La decisione “sarà presa solo in seguito alla valutazione del team di esperti che nella giornata di oggi si esprimerà sulla trapiantabilità del piccolo paziente ricoverato presso la Terapia Intensiva del Monaldi”, aveva fatto sapere l’Azienda dei Colli di Napoli in una nota. Le strutture che avevano dato conferma di presenza all’Heart Team sono il Bambino Gesù di Roma (professor Lorenzo Galletti e dottoressa Rachele Adorisio), Azienda Ospede Università Padova (professor Giuseppe Toscano), il Papa Giovanni XXIII di Bergamo (dottor Amedeo Terzi) e il Regina Margherita di Torino (professor Carlo Pace Napoleone). “Tale attesa non avrà alcuna ripercussione sul cuore del donatore in quanto compatibile con la gestione della donazione in corso”.

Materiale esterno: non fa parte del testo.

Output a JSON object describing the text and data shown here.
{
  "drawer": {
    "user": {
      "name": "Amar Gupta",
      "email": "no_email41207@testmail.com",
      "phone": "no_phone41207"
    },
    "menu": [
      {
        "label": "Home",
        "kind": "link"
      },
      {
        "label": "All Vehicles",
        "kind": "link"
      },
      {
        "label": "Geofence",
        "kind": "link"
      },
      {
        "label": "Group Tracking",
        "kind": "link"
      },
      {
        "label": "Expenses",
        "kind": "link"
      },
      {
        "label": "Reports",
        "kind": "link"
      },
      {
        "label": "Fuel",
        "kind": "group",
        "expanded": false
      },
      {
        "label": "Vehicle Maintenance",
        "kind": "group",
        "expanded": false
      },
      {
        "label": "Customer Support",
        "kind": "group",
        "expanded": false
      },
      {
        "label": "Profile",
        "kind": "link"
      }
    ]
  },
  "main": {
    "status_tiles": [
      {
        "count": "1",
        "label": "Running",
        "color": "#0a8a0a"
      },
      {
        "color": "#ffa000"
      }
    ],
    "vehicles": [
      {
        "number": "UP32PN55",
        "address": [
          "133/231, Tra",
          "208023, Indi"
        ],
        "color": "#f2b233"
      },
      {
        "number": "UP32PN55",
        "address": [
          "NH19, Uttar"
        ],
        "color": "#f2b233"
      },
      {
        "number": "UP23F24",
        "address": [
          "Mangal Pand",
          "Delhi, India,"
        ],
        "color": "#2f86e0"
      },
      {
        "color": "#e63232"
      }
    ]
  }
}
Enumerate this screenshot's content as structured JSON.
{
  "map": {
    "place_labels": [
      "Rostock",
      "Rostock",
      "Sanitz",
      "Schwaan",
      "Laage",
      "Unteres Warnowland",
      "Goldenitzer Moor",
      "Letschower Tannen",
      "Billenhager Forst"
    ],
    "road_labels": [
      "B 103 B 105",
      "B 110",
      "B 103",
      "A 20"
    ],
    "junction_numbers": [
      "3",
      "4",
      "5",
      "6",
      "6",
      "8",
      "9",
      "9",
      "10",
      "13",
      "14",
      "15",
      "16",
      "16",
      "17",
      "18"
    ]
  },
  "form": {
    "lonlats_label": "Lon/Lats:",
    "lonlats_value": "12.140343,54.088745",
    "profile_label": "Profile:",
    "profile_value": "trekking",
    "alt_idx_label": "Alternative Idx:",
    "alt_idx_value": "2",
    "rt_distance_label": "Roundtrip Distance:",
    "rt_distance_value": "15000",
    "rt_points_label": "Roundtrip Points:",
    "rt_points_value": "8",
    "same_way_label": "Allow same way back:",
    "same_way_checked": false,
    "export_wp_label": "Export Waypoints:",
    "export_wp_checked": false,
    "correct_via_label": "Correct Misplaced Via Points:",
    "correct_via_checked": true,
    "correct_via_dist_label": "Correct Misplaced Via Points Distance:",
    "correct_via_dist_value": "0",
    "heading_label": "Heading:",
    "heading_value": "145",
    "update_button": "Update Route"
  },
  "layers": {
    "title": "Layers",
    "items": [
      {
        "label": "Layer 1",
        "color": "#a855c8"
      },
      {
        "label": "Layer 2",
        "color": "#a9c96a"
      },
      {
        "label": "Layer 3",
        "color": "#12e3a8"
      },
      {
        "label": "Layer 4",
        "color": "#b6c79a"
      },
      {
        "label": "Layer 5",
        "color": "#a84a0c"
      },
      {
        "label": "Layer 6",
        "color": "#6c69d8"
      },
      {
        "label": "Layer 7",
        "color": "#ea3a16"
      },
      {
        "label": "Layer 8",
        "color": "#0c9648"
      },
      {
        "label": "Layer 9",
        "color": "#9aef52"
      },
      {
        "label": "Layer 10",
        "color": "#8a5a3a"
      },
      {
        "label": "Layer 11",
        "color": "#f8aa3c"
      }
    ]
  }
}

La settimana scorsa, in un consulto, l’ospedale Bambino Gesù di Roma, centro di riferimento in ambito pediatrico, si era espresso contro l’operazione. Le condizioni del bambino restano critiche, sempre attaccato a un macchinario che lo tiene in vita, “non presentano variazioni significative rispetto a quanto comunicato in precedenza – si leggeva nell’ultimo bollettino – Restano pertanto stabili, in un quadro di grave criticità, e il bambino continua ad essere ricoverato in terapia intensiva sotto stretto monitoraggio assistenziale e strumentale e di consulenze specialistiche. Il paziente permane dunque in lista trapianto fino a nuova valutazione”.

Ieri l’avvocato della famiglia aveva dichiarato che era emersa la possibilità di un nuovo organo compatibile al trapianto. Al momento sono sei gli indagati, parte dell’equipe che lo scorso 23 dicembre aveva effettuato il trapianto fallito. Le indagini sono state delegate ai carabinieri del Nas di Napoli. Chi indaga dovrà accertare se per il trasporto sarebbe stato utilizzato davvero un box in plastica e del ghiaccio secco invece che quello normale. Al Monaldi oggi erano attesi anche gli ispettori del ministero della Salute, ieri la notizia della telefonata della Presidente del Consiglio Giorgia Meloni alla madre della bambina cui la premier ha garantito che sul caso sarà fatta giustizia.

“È una vicenda molto dolorosa e c’è il rispetto delle istituzioni, prima di tutto verso il bambino e verso la famiglia”, il commento del presidente della Regione Campania, Roberto Fico, ai cronisti. “Al di là di questo io ho attivato da subito i massimi poteri di vigilanza, controllo e ispettivi della Regione Campania. Ho avuto una relazione di 290 pagine che ho mandato al ministro Schillaci con cui ha avuto anche un incontro che era già programmato e chiaramente abbiamo parlato del Monaldi. Il pomeriggio stesso ho mandato una nota corposa appunto di 290 pagine per la leale collaborazione tra istituzioni. Oggi ci sono anche gli ispettori del ministero, vedremo anche loro poi che cosa diranno. Però il pensiero è prima di tutto al bambino e alla famiglia. Poi verrà tutto il resto. E l’istituzione deve essere sempre rispettosa e lavorare per l’interesse del pubblico, in questo caso per l’interesse anche della famiglia”.